Verma noted that these policies “should serve as tangible examples of our commitment to putting patients first and empowering them with the information they need to make healthcare decisions that are right for them, lowering their drug costs and reducing provider burden to allow them to spend more time on their primary mission—improving their patients’ health and lower drug prices for seniors on Medicare.”
CMS also claims that the final changes will result in an estimated $295 million in savings a year for the Medicare program over 5 years (2019 through 2023) – resulting in lower premiums or additional benefits.
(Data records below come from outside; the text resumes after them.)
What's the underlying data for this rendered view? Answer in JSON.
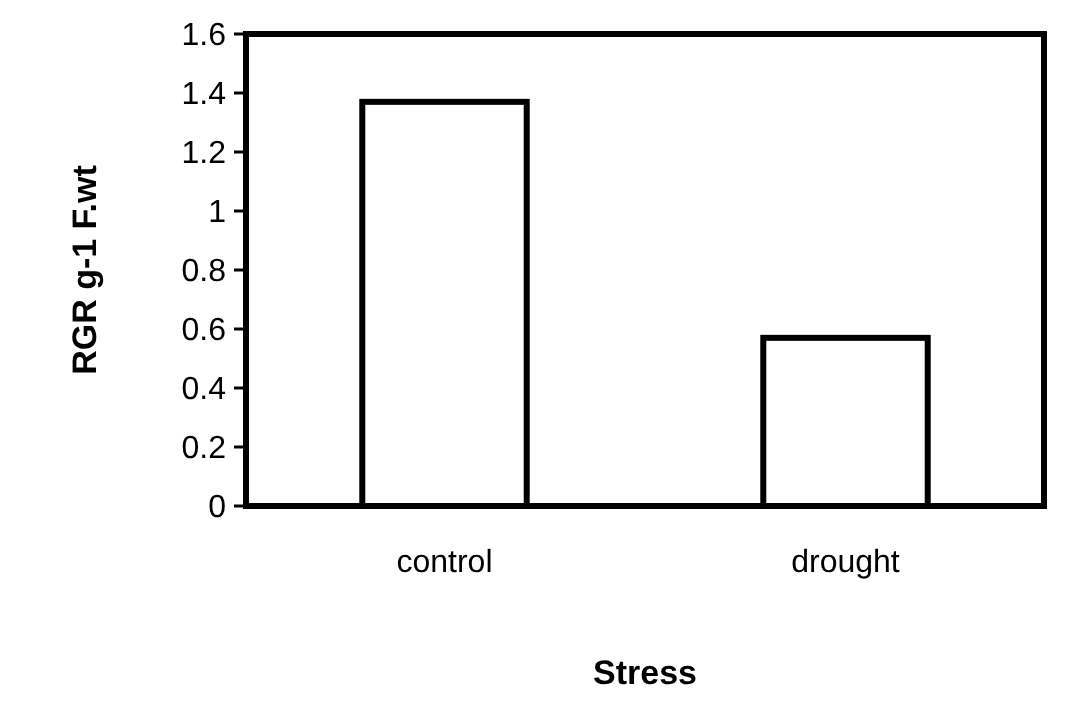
{
  "chart_data": {
    "type": "bar",
    "categories": [
      "control",
      "drought"
    ],
    "values": [
      1.37,
      0.57
    ],
    "color": "#ffffff",
    "xlabel": "Stress",
    "ylabel": "RGR g-1 F.wt",
    "ylim": [
      0,
      1.6
    ],
    "yticks": [
      0,
      0.2,
      0.4,
      0.6,
      0.8,
      1,
      1.2,
      1.4,
      1.6
    ],
    "grid": false
  }
}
For payers, these Final Rules not only mean lower drug costs and premiums for their members, but greater flexibility on their end to deliver personalized communications, engagement and benefits to members at reduced cost and higher efficiency. The expansion of supplemental benefits could also spur the development of a new healthcare model, as it opens the doors to integration with new partners and technologies to deliver services that address the social determinants of health. While CMS indicated that more detailed guidance would be released later in the year on supplemental benefits, the ability to potentially offer varied benefits to different populations signifies a major shift towards a personalized, patient-first healthcare delivery model.